特に阪急宝塚線を挟んだ向かい側、当社西方にあるものはかつて当社の社地でした。

この「桜塚古墳群」は44基もの古墳が確認されているものの、大部分は宅地開発により消滅しており現在は僅か5基が残るのみとなっています。

この内、当社の社地だったという西方に残る古墳を見ておきましょう。

 

当社の西方約300mの地に古墳時代前期後半(四世紀中頃)に築造されたと推定される前方後円墳「大石塚古墳」があります。

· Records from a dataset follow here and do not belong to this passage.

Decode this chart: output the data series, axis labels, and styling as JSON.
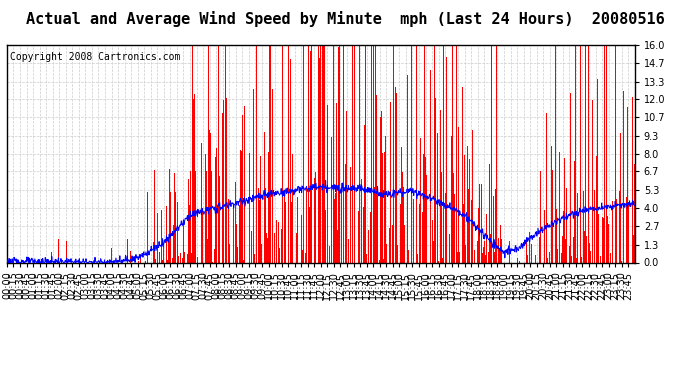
{
  "title": "Actual and Average Wind Speed by Minute  mph (Last 24 Hours)  20080516",
  "copyright": "Copyright 2008 Cartronics.com",
  "yticks": [
    0.0,
    1.3,
    2.7,
    4.0,
    5.3,
    6.7,
    8.0,
    9.3,
    10.7,
    12.0,
    13.3,
    14.7,
    16.0
  ],
  "ymax": 16.0,
  "bar_color": "#FF0000",
  "line_color": "#0000FF",
  "background_color": "#FFFFFF",
  "grid_color": "#CCCCCC",
  "title_fontsize": 11,
  "copyright_fontsize": 7,
  "tick_fontsize": 7
}
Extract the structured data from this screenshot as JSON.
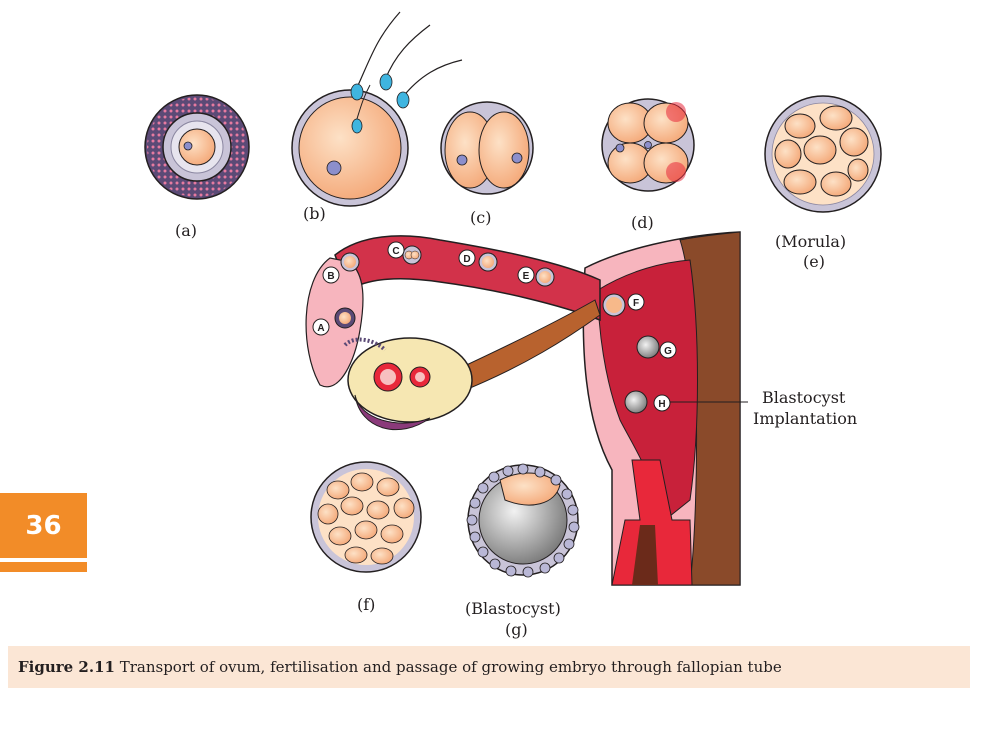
{
  "figure": {
    "page_number": "36",
    "caption_label": "Figure 2.11",
    "caption_text": " Transport of ovum, fertilisation and passage of growing embryo through fallopian tube",
    "labels": {
      "a": "(a)",
      "b": "(b)",
      "c": "(c)",
      "d": "(d)",
      "e_title": "(Morula)",
      "e": "(e)",
      "f": "(f)",
      "g_title": "(Blastocyst)",
      "g": "(g)",
      "blastocyst_line1": "Blastocyst",
      "blastocyst_line2": "Implantation"
    },
    "stage_markers": [
      "A",
      "B",
      "C",
      "D",
      "E",
      "F",
      "G",
      "H"
    ],
    "colors": {
      "accent": "#f28c28",
      "caption_bg": "#fbe6d5",
      "tissue": "#d2324a",
      "cell": "#f7b98a",
      "zona": "#c9c4d8"
    }
  }
}
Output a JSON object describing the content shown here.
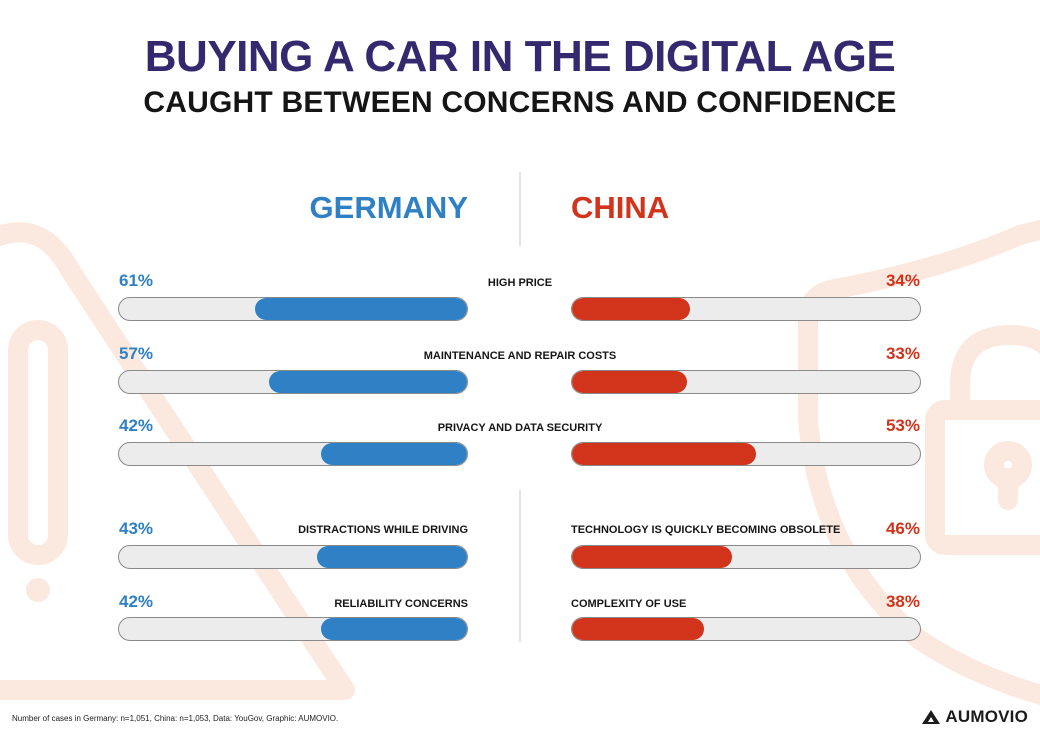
{
  "chart_data": {
    "type": "bar",
    "title": "BUYING A CAR IN THE DIGITAL AGE",
    "subtitle": "CAUGHT BETWEEN CONCERNS AND CONFIDENCE",
    "series": [
      {
        "name": "GERMANY",
        "color": "#2f80c4"
      },
      {
        "name": "CHINA",
        "color": "#d1331b"
      }
    ],
    "categories": [
      {
        "label": "HIGH PRICE",
        "germany": 61,
        "china": 34,
        "germany_text": "61%",
        "china_text": "34%"
      },
      {
        "label": "MAINTENANCE AND REPAIR COSTS",
        "germany": 57,
        "china": 33,
        "germany_text": "57%",
        "china_text": "33%"
      },
      {
        "label": "PRIVACY AND DATA SECURITY",
        "germany": 42,
        "china": 53,
        "germany_text": "42%",
        "china_text": "53%"
      }
    ],
    "germany_only": [
      {
        "label": "DISTRACTIONS WHILE DRIVING",
        "value": 43,
        "text": "43%"
      },
      {
        "label": "RELIABILITY CONCERNS",
        "value": 42,
        "text": "42%"
      }
    ],
    "china_only": [
      {
        "label": "TECHNOLOGY IS QUICKLY BECOMING OBSOLETE",
        "value": 46,
        "text": "46%"
      },
      {
        "label": "COMPLEXITY OF USE",
        "value": 38,
        "text": "38%"
      }
    ],
    "ylim": [
      0,
      100
    ]
  },
  "footnote": "Number of cases in Germany: n=1,051, China: n=1,053, Data: YouGov, Graphic: AUMOVIO.",
  "brand": {
    "name": "AUMOVIO"
  },
  "colors": {
    "title": "#34296e",
    "germany": "#2f80c4",
    "china": "#d1331b",
    "track": "#ececec",
    "decor": "#fbe9df"
  },
  "icons": [
    "warning-triangle-icon",
    "shield-lock-icon",
    "aumovio-logo-icon"
  ]
}
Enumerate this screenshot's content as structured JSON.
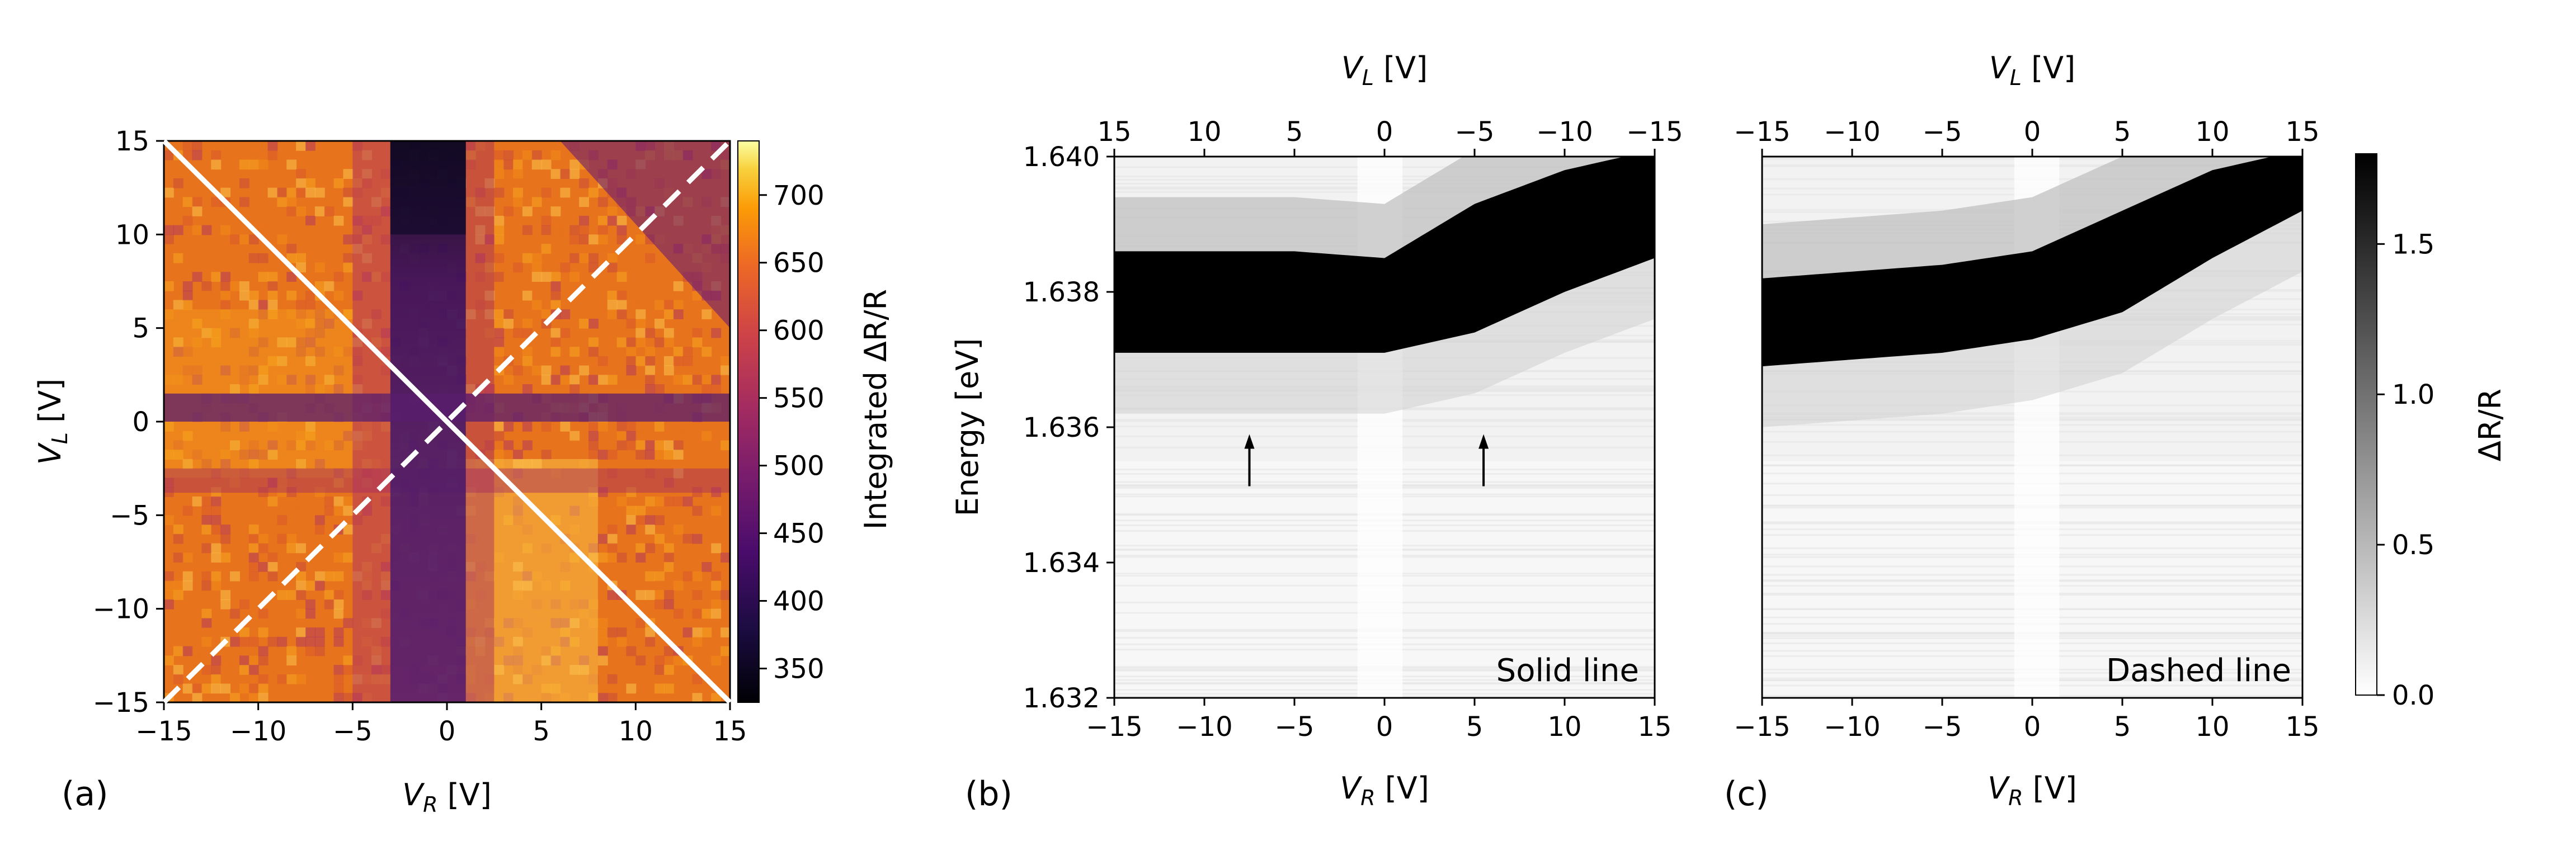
{
  "figure": {
    "panel_labels": [
      "(a)",
      "(b)",
      "(c)"
    ]
  },
  "colors": {
    "white_line": "#ffffff",
    "axes": "#000000",
    "inferno_dark": "#0b0724",
    "inferno_mid": "#5d1a6e",
    "inferno_orange": "#e8731d",
    "inferno_light": "#fbe58f"
  },
  "chart_data": [
    {
      "id": "a",
      "type": "heatmap",
      "title": "",
      "xlabel_main": "V",
      "xlabel_sub": "R",
      "xlabel_unit": " [V]",
      "ylabel_main": "V",
      "ylabel_sub": "L",
      "ylabel_unit": " [V]",
      "xlim": [
        -15,
        15
      ],
      "ylim": [
        -15,
        15
      ],
      "xticks": [
        -15,
        -10,
        -5,
        0,
        5,
        10,
        15
      ],
      "yticks": [
        -15,
        -10,
        -5,
        0,
        5,
        10,
        15
      ],
      "xtick_labels": [
        "−15",
        "−10",
        "−5",
        "0",
        "5",
        "10",
        "15"
      ],
      "ytick_labels": [
        "−15",
        "−10",
        "−5",
        "0",
        "5",
        "10",
        "15"
      ],
      "colormap": "inferno",
      "colorbar": {
        "label": "Integrated ΔR/R",
        "range": [
          325,
          740
        ],
        "ticks": [
          350,
          400,
          450,
          500,
          550,
          600,
          650,
          700
        ],
        "tick_labels": [
          "350",
          "400",
          "450",
          "500",
          "550",
          "600",
          "650",
          "700"
        ]
      },
      "features": {
        "dark_vertical_band_VR": [
          -3,
          1
        ],
        "dark_horizontal_band_VL": [
          0,
          1.5
        ],
        "minimum_value_region": {
          "VR": [
            -3,
            1
          ],
          "VL": [
            10,
            15
          ]
        }
      },
      "overlay_lines": [
        {
          "name": "Solid line",
          "style": "solid",
          "from": [
            -15,
            15
          ],
          "to": [
            15,
            -15
          ]
        },
        {
          "name": "Dashed line",
          "style": "dashed",
          "from": [
            -15,
            -15
          ],
          "to": [
            15,
            15
          ]
        }
      ]
    },
    {
      "id": "b",
      "type": "heatmap",
      "title": "",
      "xlabel_main": "V",
      "xlabel_sub": "R",
      "xlabel_unit": " [V]",
      "top_xlabel_main": "V",
      "top_xlabel_sub": "L",
      "top_xlabel_unit": " [V]",
      "ylabel": "Energy [eV]",
      "xlim": [
        -15,
        15
      ],
      "ylim": [
        1.632,
        1.64
      ],
      "xticks": [
        -15,
        -10,
        -5,
        0,
        5,
        10,
        15
      ],
      "xtick_labels": [
        "−15",
        "−10",
        "−5",
        "0",
        "5",
        "10",
        "15"
      ],
      "top_xtick_labels": [
        "15",
        "10",
        "5",
        "0",
        "−5",
        "−10",
        "−15"
      ],
      "yticks": [
        1.632,
        1.634,
        1.636,
        1.638,
        1.64
      ],
      "ytick_labels": [
        "1.632",
        "1.634",
        "1.636",
        "1.638",
        "1.640"
      ],
      "colormap": "gray_r",
      "annotation": "Solid line",
      "peak_upper_edge_eV": {
        "x": [
          -15,
          -5,
          0,
          5,
          10,
          15
        ],
        "y": [
          1.6386,
          1.6386,
          1.6385,
          1.6393,
          1.6398,
          1.6401
        ]
      },
      "peak_lower_edge_eV": {
        "x": [
          -15,
          -5,
          0,
          5,
          10,
          15
        ],
        "y": [
          1.6371,
          1.6371,
          1.6371,
          1.6374,
          1.638,
          1.6385
        ]
      },
      "arrows": [
        {
          "x": -7.5,
          "y": 1.6355
        },
        {
          "x": 5.5,
          "y": 1.6355
        }
      ]
    },
    {
      "id": "c",
      "type": "heatmap",
      "title": "",
      "xlabel_main": "V",
      "xlabel_sub": "R",
      "xlabel_unit": " [V]",
      "top_xlabel_main": "V",
      "top_xlabel_sub": "L",
      "top_xlabel_unit": " [V]",
      "xlim": [
        -15,
        15
      ],
      "ylim": [
        1.632,
        1.64
      ],
      "xticks": [
        -15,
        -10,
        -5,
        0,
        5,
        10,
        15
      ],
      "xtick_labels": [
        "−15",
        "−10",
        "−5",
        "0",
        "5",
        "10",
        "15"
      ],
      "top_xtick_labels": [
        "−15",
        "−10",
        "−5",
        "0",
        "5",
        "10",
        "15"
      ],
      "colormap": "gray_r",
      "annotation": "Dashed line",
      "peak_upper_edge_eV": {
        "x": [
          -15,
          -5,
          0,
          5,
          10,
          15
        ],
        "y": [
          1.6382,
          1.6384,
          1.6386,
          1.6392,
          1.6398,
          1.6401
        ]
      },
      "peak_lower_edge_eV": {
        "x": [
          -15,
          -5,
          0,
          5,
          10,
          15
        ],
        "y": [
          1.6369,
          1.6371,
          1.6373,
          1.6377,
          1.6385,
          1.6392
        ]
      },
      "colorbar": {
        "label": "ΔR/R",
        "range": [
          0,
          1.8
        ],
        "ticks": [
          0.0,
          0.5,
          1.0,
          1.5
        ],
        "tick_labels": [
          "0.0",
          "0.5",
          "1.0",
          "1.5"
        ]
      }
    }
  ]
}
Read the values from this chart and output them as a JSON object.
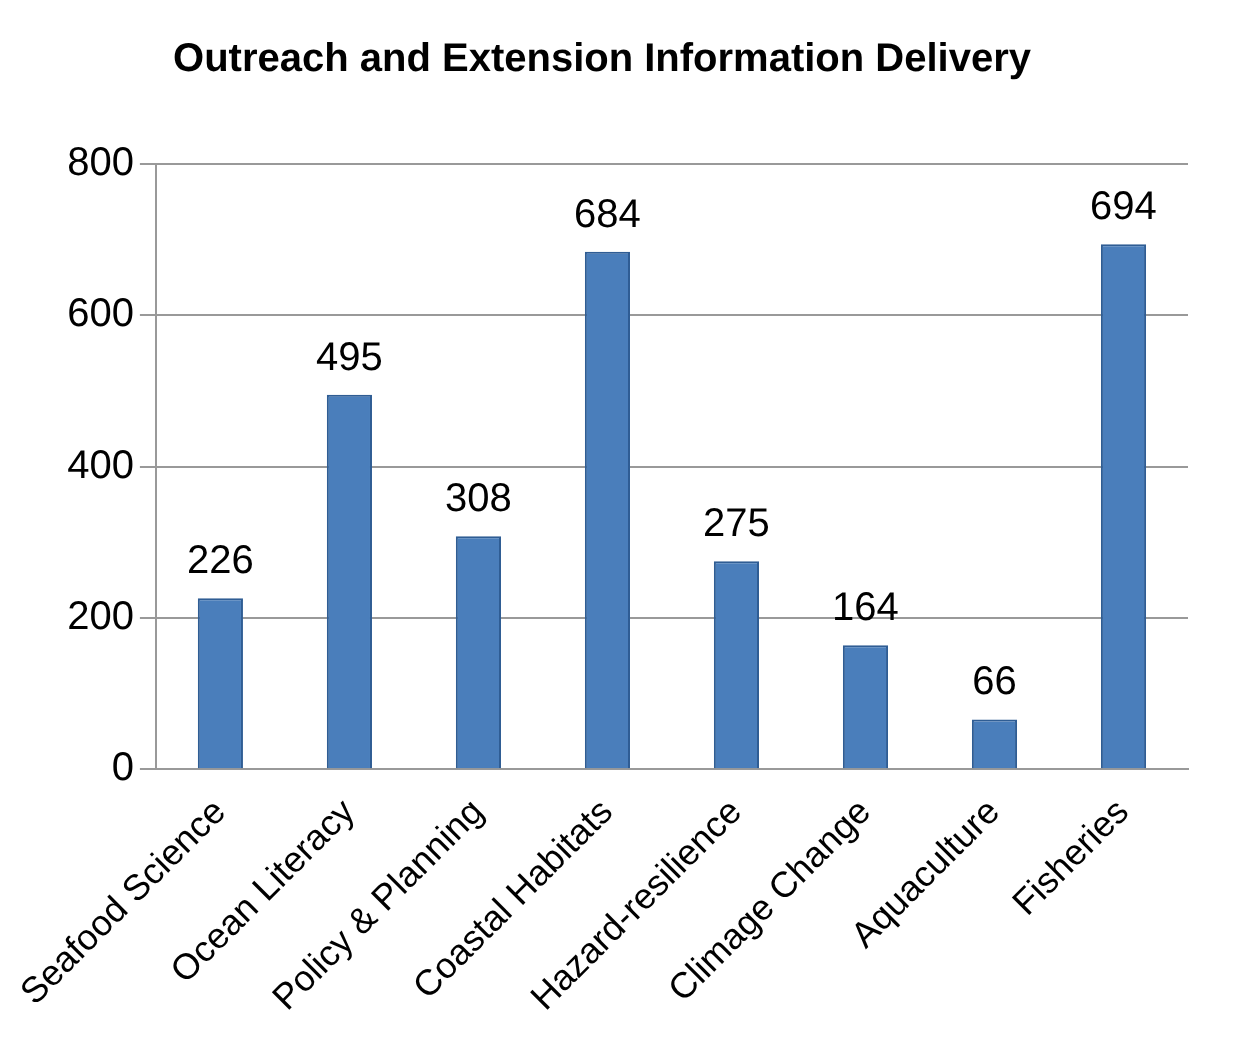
{
  "chart_data": {
    "type": "bar",
    "title": "Outreach and Extension Information Delivery",
    "categories": [
      "Seafood Science",
      "Ocean Literacy",
      "Policy & Planning",
      "Coastal Habitats",
      "Hazard-resilience",
      "Climage Change",
      "Aquaculture",
      "Fisheries"
    ],
    "values": [
      226,
      495,
      308,
      684,
      275,
      164,
      66,
      694
    ],
    "color": "#4a7ebb",
    "ylim": [
      0,
      800
    ],
    "yticks": [
      0,
      200,
      400,
      600,
      800
    ],
    "grid": "y",
    "data_labels": true,
    "legend": false
  }
}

墳丘長80m以上になるといい、桜塚古墳群の中では最大規模となります。

河原石を葺石とし、平坦面には玉砂利が敷き詰められていることから「石塚」の名が生じたとされています。

案内板

大石塚古墳

 

大石塚古墳のすぐ北側に近い時期に築造されたと見られる前方後円墳「小石塚古墳」があります。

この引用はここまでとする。